И все-таки мы собираемся полететь в Мехико и увидеться с ней, пока она еще способна разговаривать. Можно было поехать туда и раньше — достаточно было просто купить билеты на самолет, — но мы боялись, что Мариэ этого не одобрит. Мне так и слышались ее слова: „У меня наконец-то новая жизнь — зачем вы в нее вторгаетесь?“ Когда мы с ней познакомились, нам только-только исполнилось двадцать, и мы относились к ней с толикой благоговейного страха.
…Но теперь все готово, и мы, с камерами и микрофонами, отправляемся в Мехико. У нас нет ощущения, будто все это подготовлено какими-то сверхъестественными силами, хотя быть может…»
Асао с товарищами вылетели в Мехико десятью днями раньше Серхио Мацуно, который ожидал приезда отца. Позвонив на ферму, Мацуно договорился, чтобы их встретили в аэропорту, а потом отвезли в больницу, в Гвадалахару. Первое письмо от киногруппы пришло в тот день, когда Мацуно и его отец покидали Японию.
Прежде всегда немногословный, в этом письме Асао дал отчет во всех подробностях. Но поразили меня две цветные полароидные фотографии, выпавшие, едва я вскрыл тонкий конверт. Это была, бесспорно, работа профессионала: снимки можно было принять за кадры из фильма.
На первом Мариэ полулежала на больничной койке, опираясь о подушки. Лицо было гораздо смуглее, чем прежде, волосы, так истончившиеся, что стали похожи на вьющуюся проволоку, гладко зачесаны назад, открывая безукоризненную форму черепа. Но яркие губы, победительная улыбка и глаза — которые сделались еще больше, а тени вокруг них еще темнее, — все было в точности таким, как помнилось. Одетая в ночную рубашку, она прижимала правую руку к плоской, как доска, груди, и пальцы — что бы ни означал этот жест — образовывали знак «V», который так часто показывают ребятишки…
Второй снимок сделан был в коридоре без окон, и это объясняло, почему он такой темный, несмотря на специальную осветительную аппаратуру. В углу, сидя на корточках на каменном полу, жались друг к другу множество индейских женщин. Глаза — голубые в искусственном свете, на самом деле черные и карие — тревожно смотрели вверх, на снимающую их камеру, а на коленях лежали букеты гвоздик, гладиолусов, тропических орхидей. Вытесненные в подвальный коридор, с усталыми и озабоченными лицами, они явно были полны решимости ждать.
Асао писал мне:
Состояние Мариэ лучше, чем можно было предположить по рассказу Серхио. Мы, все трое, сумели поговорить с ней. Хотя, конечно, и недолго… Ани полегче чередуются у нее с плохими, и нам сказали в больнице, что о следующем посещении можно будет договориться, только когда станет ясно, как подействовал на нее наш визит.

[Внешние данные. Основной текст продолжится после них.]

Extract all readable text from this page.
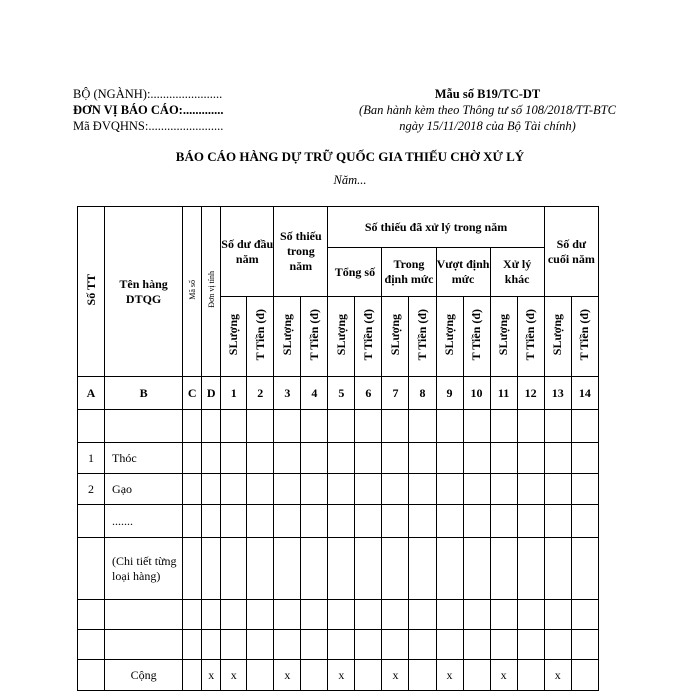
BỘ (NGÀNH):.......................
ĐƠN VỊ BÁO CÁO:.............
Mã ĐVQHNS:........................
Mẫu số B19/TC-DT
(Ban hành kèm theo Thông tư số 108/2018/TT-BTC
ngày 15/11/2018 của Bộ Tài chính)
BÁO CÁO HÀNG DỰ TRỮ QUỐC GIA THIẾU CHỜ XỬ LÝ
Năm...
Số TT	Tên hàng DTQG	Mã số	Đơn vị tính	Số dư đầu năm		Số thiếu trong năm		Số thiếu đã xử lý trong năm								Số dư cuối năm	
								Tổng số		Trong định mức		Vượt định mức		Xử lý khác			
				SLượng	T Tiền (đ)	SLượng	T Tiền (đ)	SLượng	T Tiền (đ)	SLượng	T Tiền (đ)	SLượng	T Tiền (đ)	SLượng	T Tiền (đ)	SLượng	T Tiền (đ)
A	B	C	D	1	2	3	4	5	6	7	8	9	10	11	12	13	14

1	Thóc																
2	Gạo																
	.......																
	(Chi tiết từng loại hàng)																

	Cộng		x	x		x		x		x		x		x		x	
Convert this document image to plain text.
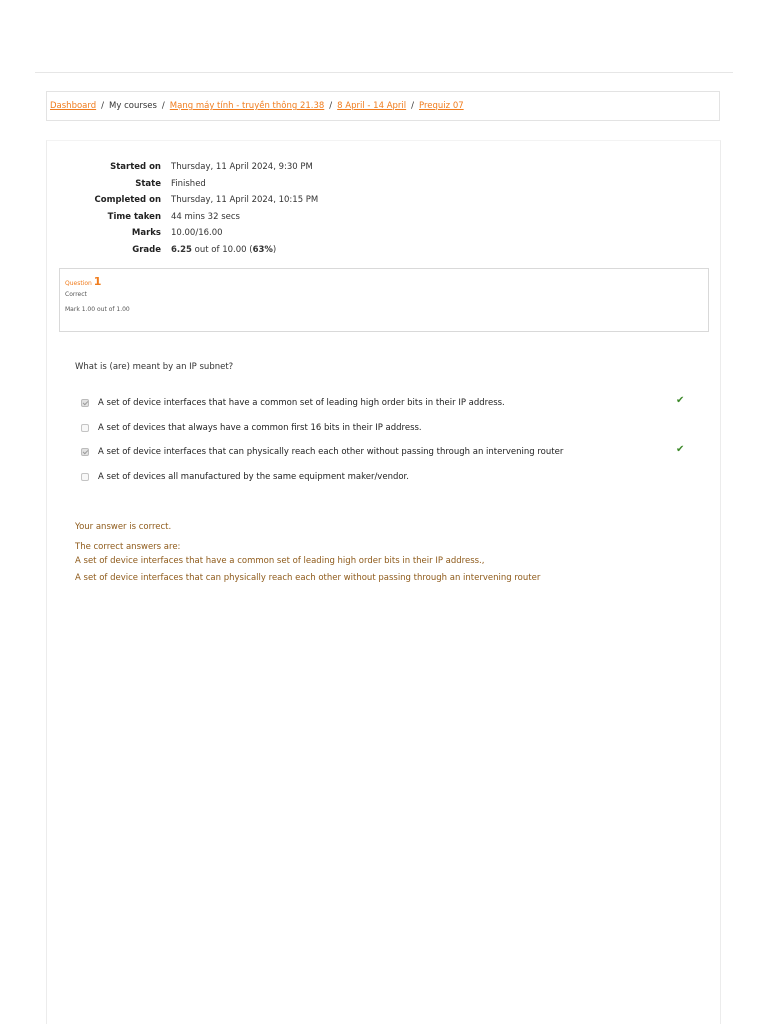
Dashboard / My courses / Mạng máy tính - truyền thông 21.38 / 8 April - 14 April / Prequiz 07
Started on Thursday, 11 April 2024, 9:30 PM
State Finished
Completed on Thursday, 11 April 2024, 10:15 PM
Time taken 44 mins 32 secs
Marks 10.00/16.00
Grade 6.25 out of 10.00 (63%)
Question 1
Correct
Mark 1.00 out of 1.00
What is (are) meant by an IP subnet?
A set of device interfaces that have a common set of leading high order bits in their IP address.	✔
A set of devices that always have a common first 16 bits in their IP address.
A set of device interfaces that can physically reach each other without passing through an intervening router	✔
A set of devices all manufactured by the same equipment maker/vendor.
Your answer is correct.
The correct answers are:
A set of device interfaces that have a common set of leading high order bits in their IP address.,
A set of device interfaces that can physically reach each other without passing through an intervening router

«Ребята, а вы что здесь делаете?!» — вот слова, которыми она нас встретила. Возможно, Серхио говорил ей, что собирается привезти вас. А может, это было просто приветствие в «типичном стиле Мариэ». Как бы то ни было, когда мы рассказали, что до сих пор неразлучны и вместе снимаем фильмы, ей, насколько могу судить, это было приятно. Зная уже, что вы пишете что-то для фильма, она сказала:
«Даже если это и обо мне, К. все равно напишет собственную историю, ту, что дано увидеть ему, — и это так естественно, правда?» Еще она беспокоилась о названии, и она попросила нас не соглашаться с вычурными идеями, которые могут прийти на ум Серхио. Самой ей больше всего нравится «Parientes de la Vida» — выражение, часто слышанное ею у местных жительниц, когда им приходится нелегко.
Она неплохо выглядит, но голос очень слабый, слова различаешь с трудом. Произнести столько фраз стоило ей, вероятно, огромных усилий. Нам показалось, что работающие кинокамеры станут для нее непомерной нагрузкой, так что я просто щелкнул фотоаппаратом, и мы ушли. Человек, встретивший нас, сказал, что в подземном переходе между двумя больничными зданиями находится группа женщин из Какоягуа, и мы отправились туда. Сделали еще снимок. Нам объяснили, что этих женщин не допустят к Мариэ, а приносить букеты вообще запрещено больничными правилами. В результате палата Мариэ настолько безликая, что больше напоминает лабораторию или подсобное помещение.